After having an idea, Wu Hui immediately called the students to verify it together, and DIY developed a simple manual device, which brought a thread out of the beaker containing the solution and purged it with high-speed air flow, and found that the fiber was indeed obtained. Although the quality of the fibers obtained at that time was not particularly good, it still made it very exciting, at least in the right direction.
But the process that followed was not always smooth. In the process of exploring how to make the spinning system stably prepare high-quality nanofibers, many technical problems were encountered, such as how to design the system configuration and construction device, how to better regulate the transportation of the solution, and so on.
During this period, the team and collaborators theoretically explored the mechanism of fiber forming, and used high-speed cameras to conduct a large number of experimental observations on the spinning process, and with the help of the linkage of theory and practice, they explored the improvement of the device and the optimization of experimental parameters step by step. As a result, the stable operation of the spinning system is achieved.
What makes Wu Hui particularly memorable is that when shooting the experimental process with a high-speed camera, in order to shoot better results, he often wears protective glasses for a long time. When using stainless steel mesh as a solution carrier for spinning, higher requirements are put forward for the intensity and strength of the light taken. At that time, they shot for a long time, and finally on a very late winter night, they shot a more satisfactory video.

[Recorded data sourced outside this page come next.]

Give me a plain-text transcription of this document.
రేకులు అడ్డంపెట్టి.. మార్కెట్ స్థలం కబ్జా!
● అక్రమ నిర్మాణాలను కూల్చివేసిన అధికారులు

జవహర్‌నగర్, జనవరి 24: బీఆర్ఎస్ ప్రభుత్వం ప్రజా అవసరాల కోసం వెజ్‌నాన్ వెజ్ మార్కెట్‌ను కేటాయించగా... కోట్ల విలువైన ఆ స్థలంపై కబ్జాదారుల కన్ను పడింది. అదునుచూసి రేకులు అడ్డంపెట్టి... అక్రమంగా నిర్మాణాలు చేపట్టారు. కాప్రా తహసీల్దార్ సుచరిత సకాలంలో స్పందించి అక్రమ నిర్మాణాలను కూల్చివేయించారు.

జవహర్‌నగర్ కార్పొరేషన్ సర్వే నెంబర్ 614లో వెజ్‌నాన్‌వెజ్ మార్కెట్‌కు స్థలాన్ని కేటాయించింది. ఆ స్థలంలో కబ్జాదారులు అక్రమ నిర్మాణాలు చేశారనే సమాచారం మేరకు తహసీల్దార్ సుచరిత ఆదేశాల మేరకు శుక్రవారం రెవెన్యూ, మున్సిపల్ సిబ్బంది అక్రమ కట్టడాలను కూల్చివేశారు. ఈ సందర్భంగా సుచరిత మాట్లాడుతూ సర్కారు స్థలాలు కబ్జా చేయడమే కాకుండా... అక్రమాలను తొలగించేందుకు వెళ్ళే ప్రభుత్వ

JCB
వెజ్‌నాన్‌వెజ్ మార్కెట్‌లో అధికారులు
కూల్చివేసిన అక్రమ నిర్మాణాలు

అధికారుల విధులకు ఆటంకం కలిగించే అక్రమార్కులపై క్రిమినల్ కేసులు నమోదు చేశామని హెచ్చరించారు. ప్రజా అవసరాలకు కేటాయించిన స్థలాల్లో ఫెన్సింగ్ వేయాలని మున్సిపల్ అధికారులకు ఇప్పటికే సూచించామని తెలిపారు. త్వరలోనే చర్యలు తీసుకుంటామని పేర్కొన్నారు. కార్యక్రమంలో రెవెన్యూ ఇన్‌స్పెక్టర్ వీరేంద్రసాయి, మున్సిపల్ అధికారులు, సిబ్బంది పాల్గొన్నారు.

It has a wide range of applications in environmental filtration and tissue engineering
Nanofibers have great application prospects in many fields such as environmental filtration, energy storage, flexible electronics, and tissue engineering. In order to promote the real commercial application of nanofiber materials, it is necessary to develop more efficient nanofiber manufacturing technologies.

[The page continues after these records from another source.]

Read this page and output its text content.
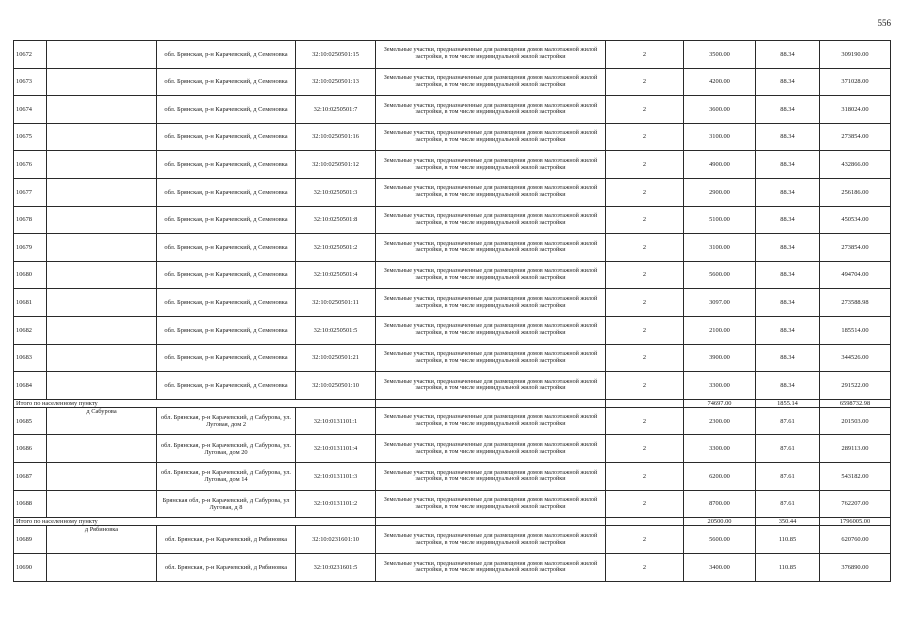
556
10672		обл. Брянская, р-н Карачевский, д Семеновка	32:10:0250501:15	Земельные участки, предназначенные для размещения домов малоэтажной жилой застройки, в том числе индивидуальной жилой застройки	2	3500.00	88.34	309190.00
10673		обл. Брянская, р-н Карачевский, д Семеновка	32:10:0250501:13	Земельные участки, предназначенные для размещения домов малоэтажной жилой застройки, в том числе индивидуальной жилой застройки	2	4200.00	88.34	371028.00
10674		обл. Брянская, р-н Карачевский, д Семеновка	32:10:0250501:7	Земельные участки, предназначенные для размещения домов малоэтажной жилой застройки, в том числе индивидуальной жилой застройки	2	3600.00	88.34	318024.00
10675		обл. Брянская, р-н Карачевский, д Семеновка	32:10:0250501:16	Земельные участки, предназначенные для размещения домов малоэтажной жилой застройки, в том числе индивидуальной жилой застройки	2	3100.00	88.34	273854.00
10676		обл. Брянская, р-н Карачевский, д Семеновка	32:10:0250501:12	Земельные участки, предназначенные для размещения домов малоэтажной жилой застройки, в том числе индивидуальной жилой застройки	2	4900.00	88.34	432866.00
10677		обл. Брянская, р-н Карачевский, д Семеновка	32:10:0250501:3	Земельные участки, предназначенные для размещения домов малоэтажной жилой застройки, в том числе индивидуальной жилой застройки	2	2900.00	88.34	256186.00
10678		обл. Брянская, р-н Карачевский, д Семеновка	32:10:0250501:8	Земельные участки, предназначенные для размещения домов малоэтажной жилой застройки, в том числе индивидуальной жилой застройки	2	5100.00	88.34	450534.00
10679		обл. Брянская, р-н Карачевский, д Семеновка	32:10:0250501:2	Земельные участки, предназначенные для размещения домов малоэтажной жилой застройки, в том числе индивидуальной жилой застройки	2	3100.00	88.34	273854.00
10680		обл. Брянская, р-н Карачевский, д Семеновка	32:10:0250501:4	Земельные участки, предназначенные для размещения домов малоэтажной жилой застройки, в том числе индивидуальной жилой застройки	2	5600.00	88.34	494704.00
10681		обл. Брянская, р-н Карачевский, д Семеновка	32:10:0250501:11	Земельные участки, предназначенные для размещения домов малоэтажной жилой застройки, в том числе индивидуальной жилой застройки	2	3097.00	88.34	273588.98
10682		обл. Брянская, р-н Карачевский, д Семеновка	32:10:0250501:5	Земельные участки, предназначенные для размещения домов малоэтажной жилой застройки, в том числе индивидуальной жилой застройки	2	2100.00	88.34	185514.00
10683		обл. Брянская, р-н Карачевский, д Семеновка	32:10:0250501:21	Земельные участки, предназначенные для размещения домов малоэтажной жилой застройки, в том числе индивидуальной жилой застройки	2	3900.00	88.34	344526.00
10684		обл. Брянская, р-н Карачевский, д Семеновка	32:10:0250501:10	Земельные участки, предназначенные для размещения домов малоэтажной жилой застройки, в том числе индивидуальной жилой застройки	2	3300.00	88.34	291522.00
Итого по населенному пункту						74697.00	1855.14	6598732.98
10685	д Сабурова	обл. Брянская, р-н Карачевский, д Сабурова, ул. Луговая, дом 2	32:10:0131101:1	Земельные участки, предназначенные для размещения домов малоэтажной жилой застройки, в том числе индивидуальной жилой застройки	2	2300.00	87.61	201503.00
10686		обл. Брянская, р-н Карачевский, д Сабурова, ул. Луговая, дом 20	32:10:0131101:4	Земельные участки, предназначенные для размещения домов малоэтажной жилой застройки, в том числе индивидуальной жилой застройки	2	3300.00	87.61	289113.00
10687		обл. Брянская, р-н Карачевский, д Сабурова, ул. Луговая, дом 14	32:10:0131101:3	Земельные участки, предназначенные для размещения домов малоэтажной жилой застройки, в том числе индивидуальной жилой застройки	2	6200.00	87.61	543182.00
10688		Брянская обл, р-н Карачевский, д Сабурова, ул Луговая, д 8	32:10:0131101:2	Земельные участки, предназначенные для размещения домов малоэтажной жилой застройки, в том числе индивидуальной жилой застройки	2	8700.00	87.61	762207.00
Итого по населенному пункту						20500.00	350.44	1796005.00
10689	д Рябиновка	обл. Брянская, р-н Карачевский, д Рябиновка	32:10:0231601:10	Земельные участки, предназначенные для размещения домов малоэтажной жилой застройки, в том числе индивидуальной жилой застройки	2	5600.00	110.85	620760.00
10690		обл. Брянская, р-н Карачевский, д Рябиновка	32:10:0231601:5	Земельные участки, предназначенные для размещения домов малоэтажной жилой застройки, в том числе индивидуальной жилой застройки	2	3400.00	110.85	376890.00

The research group has long been committed to the exploration of basic scientific problems of nanofibers, the research and development of large-scale manufacturing technologies and the practical application of nanofibers. As a methodological paper, Wu Hui hopes that this achievement can promote the application of nanofibers in many fields.

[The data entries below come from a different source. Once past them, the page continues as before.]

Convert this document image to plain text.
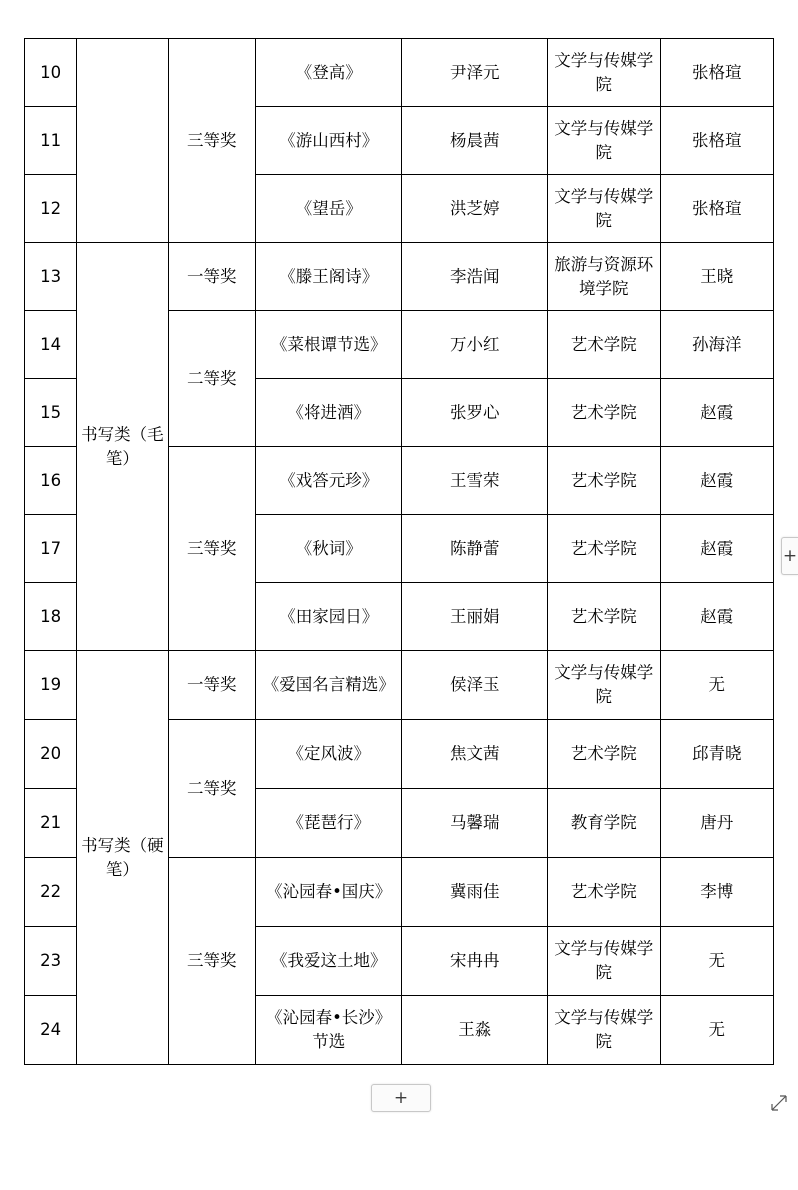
10		三等奖	《登高》	尹泽元	文学与传媒学院	张格瑄
11			《游山西村》	杨晨茜	文学与传媒学院	张格瑄
12			《望岳》	洪芝婷	文学与传媒学院	张格瑄
13	书写类（毛笔）	一等奖	《滕王阁诗》	李浩闻	旅游与资源环境学院	王晓
14		二等奖	《菜根谭节选》	万小红	艺术学院	孙海洋
15			《将进酒》	张罗心	艺术学院	赵霞
16		三等奖	《戏答元珍》	王雪荣	艺术学院	赵霞
17			《秋词》	陈静蕾	艺术学院	赵霞
18			《田家园日》	王丽娟	艺术学院	赵霞
19	书写类（硬笔）	一等奖	《爱国名言精选》	侯泽玉	文学与传媒学院	无
20		二等奖	《定风波》	焦文茜	艺术学院	邱青晓
21			《琵琶行》	马馨瑞	教育学院	唐丹
22		三等奖	《沁园春•国庆》	冀雨佳	艺术学院	李博
23			《我爱这土地》	宋冉冉	文学与传媒学院	无
24			《沁园春•长沙》节选	王淼	文学与传媒学院	无
+
+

In addition, the research group has explored the application of nanofibers in many fields. In the future, on the basis of existing work, they will continue to develop needle-free solution gas spinning systems to promote the preparation of polymers, carbon, ceramics and other nanofiber materials, and promote the application of nanofibers in many fields such as filtration and adsorption, high temperature insulation and flexible electronics.
In the follow-up plan, on the one hand, the team will further enlarge the needle-free spinning platform built by the research and explore further expanding the manufacturing scale of nanofibers; on the other hand, it will also be committed to further exploring the design and optimization of needle-free spinning systems from theory and practice to further improve the production efficiency of fibers.
-End-
reference:
1、Li, Z., Cui, Z., Zhao, L., Hussain, N., Zhao, Y., Yang, C., ... & Wu, H. (2022). High-throughput production of kilogram-scale nanofibers by Kármán vortex solution blow spinning. Science Advances, 8(11), eabn3690.